As soon as I was out of earshot of Ibn Saran and Hamid, and among tile walls of the oasis buildings, I reined in, I looked back and noted, high, lofting in the moonlight night, an arrow, with a silver pennon attached to it. It climbed more and more slowly to the height of its are, seemed to pause, and then, gracefully, turned and looped down, faster and faster, the moonlight sparkling on the fluttering, silvered pennon.
I examined the paws of the kailla. I found that for which I searched inserted in the right forepaw of the animal. I removed from its paw the tiny, rounded ball of wax, held in place by threads: within the wax, which would soon, in the riding and pounding, and by the heat of the animal’s body, disintegrate, concealed. I found a needle; I smelled it; it was smeared with kanda, a deadly toxin, prepared from the ground roots of the kanda bush. I wiped the needle, with a ripping from my shirt sleeve, cleaning it, and discarded needle and cloth in a refuse pile.
I sampled the water in the two water bags. It was, as I expected, heavily salted. It was not drinkable.
I removed the scimitar from its sheath. It was not mine. I examined the blade and found the flaw, neatly filed, under the hilt, concealed by the guard. I tapped the blade into the sand: it fell from the hilt, which I retained in my hand, concealed both blade and hilt in the refuse pile.

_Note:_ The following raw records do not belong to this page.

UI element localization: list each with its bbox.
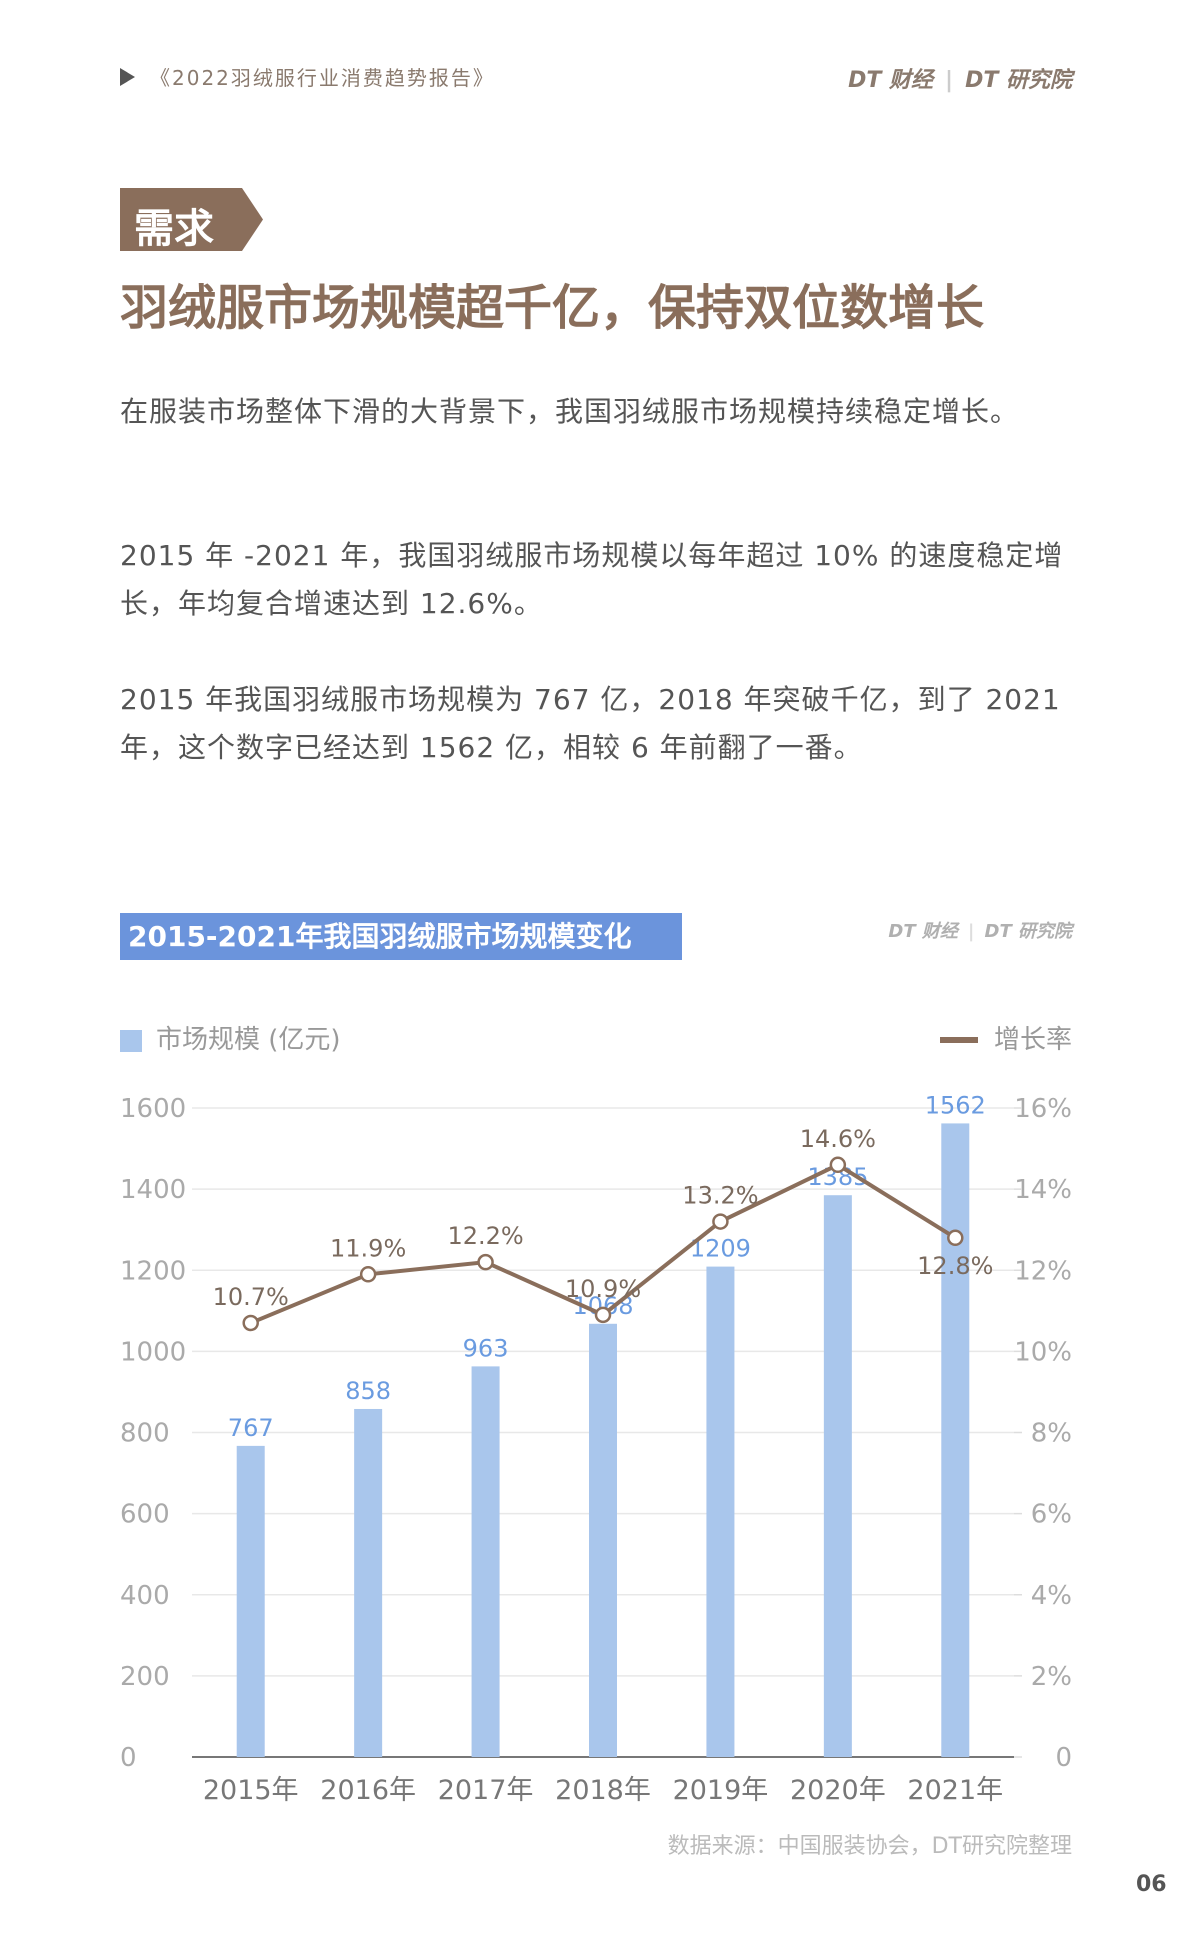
y-tick-label: 800 <box>120 1419 170 1449</box>
x-tick-label: 2019年 <box>673 1775 769 1806</box>
y-tick-label: 1400 <box>120 1175 186 1205</box>
paragraph: 在服装市场整体下滑的大背景下，我国羽绒服市场规模持续稳定增长。 <box>120 395 1020 428</box>
bar-value-label: 1562 <box>925 1091 986 1119</box>
growth-point <box>359 1266 377 1283</box>
chart-title: 2015-2021年我国羽绒服市场规模变化 <box>120 913 682 960</box>
x-tick-label: 2016年 <box>320 1775 416 1806</box>
y-tick-label: 0 <box>120 1743 137 1773</box>
y2-tick-label: 8% <box>1031 1419 1072 1449</box>
paragraph: 2015 年我国羽绒服市场规模为 767 亿，2018 年突破千亿，到了 202… <box>120 683 1061 764</box>
y2-tick-label: 16% <box>1014 1094 1072 1124</box>
source-note: 数据来源：中国服装协会，DT研究院整理 <box>668 1834 1072 1859</box>
bar <box>471 1366 500 1757</box>
bar <box>589 1323 617 1757</box>
bar-value-label: 858 <box>345 1377 391 1405</box>
y-tick-label: 400 <box>120 1581 170 1611</box>
growth-point <box>242 1314 259 1332</box>
bar <box>236 1445 265 1757</box>
y-tick-label: 200 <box>120 1662 170 1692</box>
y-tick-label: 1200 <box>120 1256 186 1286</box>
growth-point <box>947 1229 964 1247</box>
y-tick-label: 1000 <box>120 1337 186 1367</box>
tag-text: 需求 <box>134 206 214 252</box>
bar <box>354 1408 383 1757</box>
y2-tick-label: 12% <box>1014 1256 1072 1286</box>
section-tag: 需求 <box>120 188 263 252</box>
y2-tick-label: 0 <box>1055 1743 1072 1773</box>
divider: | <box>967 921 975 942</box>
chart-logo: DT 财经 | DT 研究院 <box>888 917 1072 943</box>
page-number: 06 <box>1136 1872 1167 1897</box>
x-tick-label: 2018年 <box>555 1775 651 1806</box>
x-tick-label: 2017年 <box>438 1775 534 1806</box>
divider: | <box>945 68 954 93</box>
x-tick-label: 2021年 <box>907 1775 1003 1806</box>
growth-value-label: 10.7% <box>213 1283 289 1311</box>
y2-tick-label: 14% <box>1014 1175 1072 1205</box>
brand: DT 研究院 <box>965 68 1072 93</box>
paragraph: 2015 年 -2021 年，我国羽绒服市场规模以每年超过 10% 的速度稳定增… <box>120 539 1064 620</box>
tag-shape <box>120 188 263 251</box>
legend-label: 市场规模 (亿元) <box>156 1025 341 1055</box>
report-name: 《2022羽绒服行业消费趋势报告》 <box>150 66 495 90</box>
brand: DT 研究院 <box>984 921 1073 942</box>
x-tick-label: 2020年 <box>790 1775 886 1806</box>
bar-value-label: 963 <box>463 1334 509 1362</box>
growth-value-label: 11.9% <box>330 1234 406 1262</box>
growth-value-label: 13.2% <box>682 1182 758 1210</box>
growth-value-label: 12.8% <box>917 1252 993 1280</box>
growth-point <box>829 1156 847 1174</box>
legend-label: 增长率 <box>994 1025 1072 1055</box>
y2-tick-label: 10% <box>1014 1337 1072 1367</box>
brands: DT 财经 | DT 研究院 <box>848 62 1072 94</box>
y2-tick-label: 6% <box>1031 1500 1072 1530</box>
growth-point <box>712 1213 729 1230</box>
growth-value-label: 10.9% <box>565 1275 641 1303</box>
growth-value-label: 12.2% <box>447 1222 523 1250</box>
legend-swatch <box>120 1030 142 1052</box>
growth-point <box>477 1253 494 1271</box>
y-tick-label: 600 <box>120 1500 170 1530</box>
bar <box>706 1266 735 1757</box>
growth-point <box>594 1306 612 1324</box>
x-tick-label: 2015年 <box>203 1775 299 1806</box>
brand: DT 财经 <box>888 921 958 942</box>
bar-value-label: 767 <box>228 1414 274 1442</box>
arrow-icon <box>120 68 135 86</box>
brand: DT 财经 <box>848 68 934 93</box>
chart: 市场规模 (亿元) 增长率 0 200 400 600 800 1000 1200 1400 160… <box>120 1025 1072 1859</box>
y2-tick-label: 2% <box>1031 1662 1072 1692</box>
headline: 羽绒服市场规模超千亿，保持双位数增长 <box>120 280 985 336</box>
y2-tick-label: 4% <box>1031 1581 1072 1611</box>
growth-value-label: 14.6% <box>800 1125 876 1153</box>
bar <box>941 1123 970 1757</box>
y-tick-label: 1600 <box>120 1094 186 1124</box>
bar <box>823 1195 852 1757</box>
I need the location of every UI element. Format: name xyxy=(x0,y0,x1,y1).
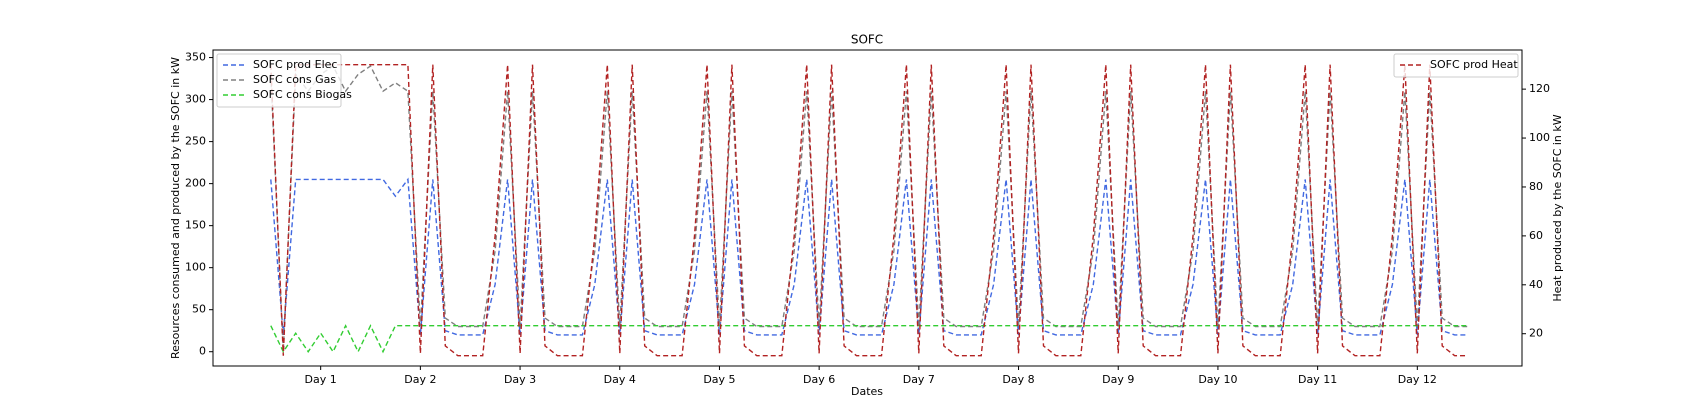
plot-frame xyxy=(212,49,1523,367)
y-tick-label: 150 xyxy=(185,219,206,232)
y2-tick-label: 20 xyxy=(1529,327,1543,340)
x-tick-label: Day 7 xyxy=(903,373,935,386)
x-axis-label: Dates xyxy=(851,385,883,398)
legend-box xyxy=(216,53,342,108)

I drew the kaiila back into the shadows. Two men rode by, Ibn Saran and Hamid.
I poured the salt water into the sand. It was late. I decided I would seek an inn for the night. It was late.
8 I Become Guest of Hassan the Bandit
I did not sleep as well as I might have that night, for from time to time, clouds of riders, with bows and lances, swept through the streets of Nine Wells, returning from one sortie into the desert or another. For better than fifty pasangs about the terrain was apparently combed, again and again, but yielding not even a trail.
I did, however, get several hours of uninterrupted sleep toward morning, when, worn, exhausted, thirsty, slack in their saddles, the bulk of the search parties returned to Nine Wells.
I patronized an unimportant, rather poor sort of establishment, whose proprietor, I suspected, would have had better things to do than attend trials at the chamber of justice. Fortunately this was true. He was, however, informed on the public news. “The assassin fled last night, into the desert,” he told me, “escaping!”
“Incredible,” I said. My response was appropriate, for I, for one, did not believe it.
I had arisen about the ninth hour, which, on Gor, is the hour before noon.
The kaiila I fed in the stable, where he occupied a rear stall, I watered it, too, deeply.
While at breakfast I sent a stableboy on small errands. When I finished breakfast the lad, a sprightly young fellow, had returned.
In my new burnoose and sash, a rather ostentatious yellow and purple, befitting, however, a local merchant, or peddler, who wishes to call attention to himself, I myself went about the shops, making purchases. I obtained a new scimitar. I did not need a sheath and belt. I obtained, too, a set of kaiila bells, and two sacks of pressed-date bricks. These are long, 134 rectangular bricks, weighing about a stone apiece, or, in Earth weight, about four pounds.